From 31 August – 1 September 2019, Jenny Tough (who is well known for her ability to cover large distances on both foot and bike) is putting on an ultra-distance running event like no other. Set in the Scottish Highlands, there’s no set course, no feed stations, no base camp, no massage tent — and no mercy.
To win, since it’s like a rogaine, there are various ways to ‘make it’ depending on what you set yourself as a target once you have seen the maps. You can aim to get all the lower point checkpoints in easier locations, or go big and aim for the harder to reach ones which have a greater value. Making it as much about being tactically savvy and hot on navigation as it is about speed. Sound interesting? Then read on as Jenny explains exactly how the event works and just how hard — yet fun — it will be!
What is Type 2 fun?
“Type 2 fun is an experience that’s anything but enjoyable whilst you’re actively doing it. It’s the type of activity you curse while you endure it, probably saying you’ll never do it again, yet weirdly can’t wait to repeat it the moment you’ve finished. It’s a sense of truly earned enjoyment: An activity that has you celebrating it only after you suffer — the best type of fun there is. Combine this version of fun with a fun run of sorts, and we think you’d agree — you’re on to a great idea. Well, that’s what we thought at least. So here we are!'”
There is no race route – how does that work?
“There is a start/finish base that racers need to return to within the 30-hour time limit, but where they go in that time is pretty much up to them! The race is won by collecting the highest number of points, not by distance or speed. There will be checkpoints scattered all around the area, the value of each of them relating to their difficulty. Racers will try to get as many points as they can, strategically planning their own routes based on their own abilities. There are, however, a few mandatory checkpoints that will ensure a minimum distance that has to be run and take racers to some of the best Highlights in the region.
The old-school style of mountain marathons forbids using technology to navigate, but I designed this race to encourage more people into this style of exploring the outdoors. That’s why we’re letting all racers choose to navigate with whichever tool/system they prefer. Paper maps and compasses are important, but we feel that a lot of people coming into the sport will be more comfortable with digital technology, such as smartphones or wearables. I know from experience, for example, that using komoot in tandem with old-school nav tools can be really efficient, but runners are free to decide if they would rather go without technology.”
How hard is it?
“We’ve already had the reaction that this sounds like “the UK Barkley”, which I was kind of pleased with. But the truth is that it’s as hard as you make it. Runners get to pick their own routes, so the race will challenge everyone to varying degrees whether they’re beginners or experts. The beginners can stick to the mandatory checkpoints and work out their own navigation systems, which I hope will help them learn new skills and build the confidence to expand next year. To win the race, though, the experts will have to run some serious distances over difficult terrain.

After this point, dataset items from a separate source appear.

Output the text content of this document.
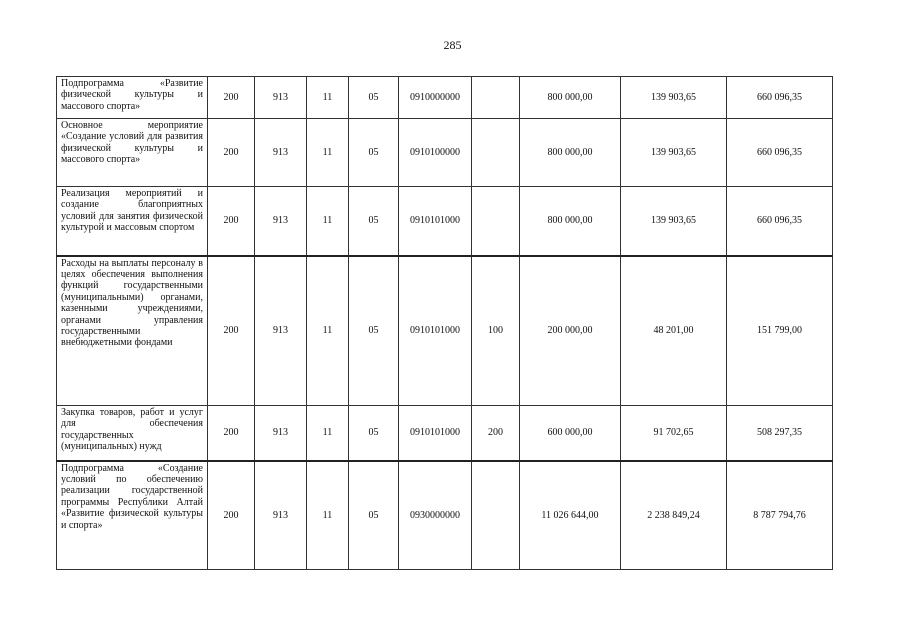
285
Подпрограмма «Развитие физической культуры и массового спорта»	200	913	11	05	0910000000		800 000,00	139 903,65	660 096,35
Основное мероприятие «Создание условий для развития физической культуры и массового спорта»	200	913	11	05	0910100000		800 000,00	139 903,65	660 096,35
Реализация мероприятий и создание благоприятных условий для занятия физической культурой и массовым спортом	200	913	11	05	0910101000		800 000,00	139 903,65	660 096,35
Расходы на выплаты персоналу в целях обеспечения выполнения функций государственными (муниципальными) органами, казенными учреждениями, органами управления государственными внебюджетными фондами	200	913	11	05	0910101000	100	200 000,00	48 201,00	151 799,00
Закупка товаров, работ и услуг для обеспечения государственных (муниципальных) нужд	200	913	11	05	0910101000	200	600 000,00	91 702,65	508 297,35
Подпрограмма «Создание условий по обеспечению реализации государственной программы Республики Алтай «Развитие физической культуры и спорта»	200	913	11	05	0930000000		11 026 644,00	2 238 849,24	8 787 794,76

They will have to hit as many of the most challenging checkpoints as possible, meaning they’ll need to be accomplished strategic navigators as well as mountain runners to come back within 30 hours with the most points. All abilities are more than welcome.”
30 hours – how do people sleep and eat?
“There are no aid stations, so each racer needs to make their own decisions about this. There are a few bothies and plenty of wild camping opportunities on the course (wild camping is legal in Scotland), so there are unlimited opportunities for the self-sufficient. There are also towns in the area, so racers can decide whether they carry enough supplies for 30 hours, or stock up mid-race. It’ll be interesting to see which strategies work best. Personally, I would opt to sleep for a short amount of time and know that I’ll run and navigate much better, but some might decide to get the most out of the total 30 hours on the clock by never stopping.”
Why should runners sign up to this race?
“There truly isn’t another ultra like this. There are loads of ultras in the UK racing calendar this year, but this one is really doing things differently. The focus on this race is really about community, with everyone starting and finishing at the same time means that runners of all different abilities will be brought together for an awesome weekend in the outdoors.”